The revolutionary genome-editing technique CRISPR/Cas9 that allows genetic engineers to identify, cut and replace gene sequences with relative ease is Science Magazine‘s “Breakthrough of the Year.”
Having first been conceived in 2007 following a yogurt company’s discovery of an unexpected defense mechanism in bacteria, CRISPR has quickly evolved into the industry standard as a result of how easy and inexpensive it is to take advantage of.
Dana Carroll with the University of Utah, Sale Lake City, the forerunner behind the development of CRISPR competitor zinc finger nucleases, was quoted by Science as having said that CRISPR has resulted in the “democratization of gene targeting.”
Hank Greely, a bioethicist with Stanford University, cited the gene editing technique’s affordable cost, dependable nature and simplicity in execution while comparing the technique to Ford’s Model T in a recent edition of The New Yorker.
Among the many achievements attributed to CRISPR are genetically engineered mosquitoes that might have the ability to bring mosquito-borne malaria to an end and the discovery of a gene that determines the sex of the disease spreading insects.
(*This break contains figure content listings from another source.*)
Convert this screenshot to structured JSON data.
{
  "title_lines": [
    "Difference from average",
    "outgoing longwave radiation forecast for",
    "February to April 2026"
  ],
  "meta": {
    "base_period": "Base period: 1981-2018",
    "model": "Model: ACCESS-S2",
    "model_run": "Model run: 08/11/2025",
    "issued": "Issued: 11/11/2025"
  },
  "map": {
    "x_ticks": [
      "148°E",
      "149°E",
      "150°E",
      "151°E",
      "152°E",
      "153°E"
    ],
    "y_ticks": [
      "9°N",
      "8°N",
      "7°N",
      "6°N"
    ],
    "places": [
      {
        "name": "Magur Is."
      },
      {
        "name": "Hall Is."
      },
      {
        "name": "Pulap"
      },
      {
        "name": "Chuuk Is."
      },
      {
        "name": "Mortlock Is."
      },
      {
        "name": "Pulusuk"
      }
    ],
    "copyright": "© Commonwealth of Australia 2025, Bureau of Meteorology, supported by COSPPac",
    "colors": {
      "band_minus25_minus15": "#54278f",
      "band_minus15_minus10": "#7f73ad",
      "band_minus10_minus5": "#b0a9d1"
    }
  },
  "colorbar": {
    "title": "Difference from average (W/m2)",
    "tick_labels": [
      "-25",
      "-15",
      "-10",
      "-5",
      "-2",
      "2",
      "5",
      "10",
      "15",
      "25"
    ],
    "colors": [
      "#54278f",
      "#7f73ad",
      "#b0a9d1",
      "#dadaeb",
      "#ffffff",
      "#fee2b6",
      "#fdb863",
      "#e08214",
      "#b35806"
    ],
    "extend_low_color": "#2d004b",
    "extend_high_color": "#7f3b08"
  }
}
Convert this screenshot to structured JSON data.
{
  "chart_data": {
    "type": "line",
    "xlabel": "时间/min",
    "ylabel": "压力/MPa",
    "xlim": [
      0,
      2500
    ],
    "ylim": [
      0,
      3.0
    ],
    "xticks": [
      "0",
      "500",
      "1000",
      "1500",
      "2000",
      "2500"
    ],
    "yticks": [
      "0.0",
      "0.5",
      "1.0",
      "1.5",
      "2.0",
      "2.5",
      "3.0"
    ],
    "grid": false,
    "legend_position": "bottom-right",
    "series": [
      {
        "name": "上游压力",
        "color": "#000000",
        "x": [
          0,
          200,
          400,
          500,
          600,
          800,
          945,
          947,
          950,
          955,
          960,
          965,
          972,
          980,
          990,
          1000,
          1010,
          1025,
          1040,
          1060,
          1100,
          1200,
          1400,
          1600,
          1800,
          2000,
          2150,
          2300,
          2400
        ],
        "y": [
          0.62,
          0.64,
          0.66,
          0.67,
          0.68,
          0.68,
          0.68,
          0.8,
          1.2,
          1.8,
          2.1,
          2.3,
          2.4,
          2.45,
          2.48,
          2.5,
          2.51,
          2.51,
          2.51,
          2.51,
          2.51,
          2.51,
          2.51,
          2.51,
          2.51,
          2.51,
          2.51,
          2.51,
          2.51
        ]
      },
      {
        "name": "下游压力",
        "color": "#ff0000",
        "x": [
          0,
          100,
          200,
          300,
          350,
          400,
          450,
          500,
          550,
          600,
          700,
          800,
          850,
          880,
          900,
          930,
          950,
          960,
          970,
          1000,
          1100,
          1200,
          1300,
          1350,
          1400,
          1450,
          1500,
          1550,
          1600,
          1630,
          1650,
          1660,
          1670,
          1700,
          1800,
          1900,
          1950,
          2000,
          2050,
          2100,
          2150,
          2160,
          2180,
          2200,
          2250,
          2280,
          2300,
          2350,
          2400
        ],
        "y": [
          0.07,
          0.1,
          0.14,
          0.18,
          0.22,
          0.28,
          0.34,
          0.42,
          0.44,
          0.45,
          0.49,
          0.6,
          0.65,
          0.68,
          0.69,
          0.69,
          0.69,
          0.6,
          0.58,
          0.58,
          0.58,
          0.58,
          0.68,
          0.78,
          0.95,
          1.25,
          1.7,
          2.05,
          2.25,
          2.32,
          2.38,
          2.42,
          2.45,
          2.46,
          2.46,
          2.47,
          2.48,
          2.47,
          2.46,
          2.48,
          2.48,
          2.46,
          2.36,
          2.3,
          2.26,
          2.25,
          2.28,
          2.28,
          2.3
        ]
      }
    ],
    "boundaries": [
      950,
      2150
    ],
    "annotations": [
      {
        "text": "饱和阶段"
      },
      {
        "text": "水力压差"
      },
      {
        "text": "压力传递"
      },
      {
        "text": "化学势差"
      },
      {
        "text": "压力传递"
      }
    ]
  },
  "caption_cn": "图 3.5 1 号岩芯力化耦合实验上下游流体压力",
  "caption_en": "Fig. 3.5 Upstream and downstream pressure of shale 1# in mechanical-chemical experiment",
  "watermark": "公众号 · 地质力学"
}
In China, scientists from Sun Yat-sen University in Guangzhou published a study earlier this year in which they documented their genetic editing of human embryos using the CRISPR technique. Their research, which was published in the journal Protein and Cell, not only marks the first known genetic editing of early human embryos, but also raises a variety of ethical questions as well as concerns.
In the United Kingdom, London based stem cell researchers affiliated with the Francis Crick Institute have requested permission to use the popular technique to “test the function of genes using gene editing and transfection approaches that are currently permitted under the HFE Act 2008.”
To provide further fundamental insights into early human development we are proposing to test the function of genes using gene editing and transfection approaches that are currently permitted under the HFE Act 2008. We also propose to use new methods based on CRIPSR/Cas9, which allows very specific alterations to be made to the genome. By applying more precise and efficient methods in our research we hope to require fewer embryos and be more successful than the other methods currently used.
While the technique has been employed on numerous occasions in the advancement of science, it’s also sparked a patent war between MIT, Harvard and UC Berkeley.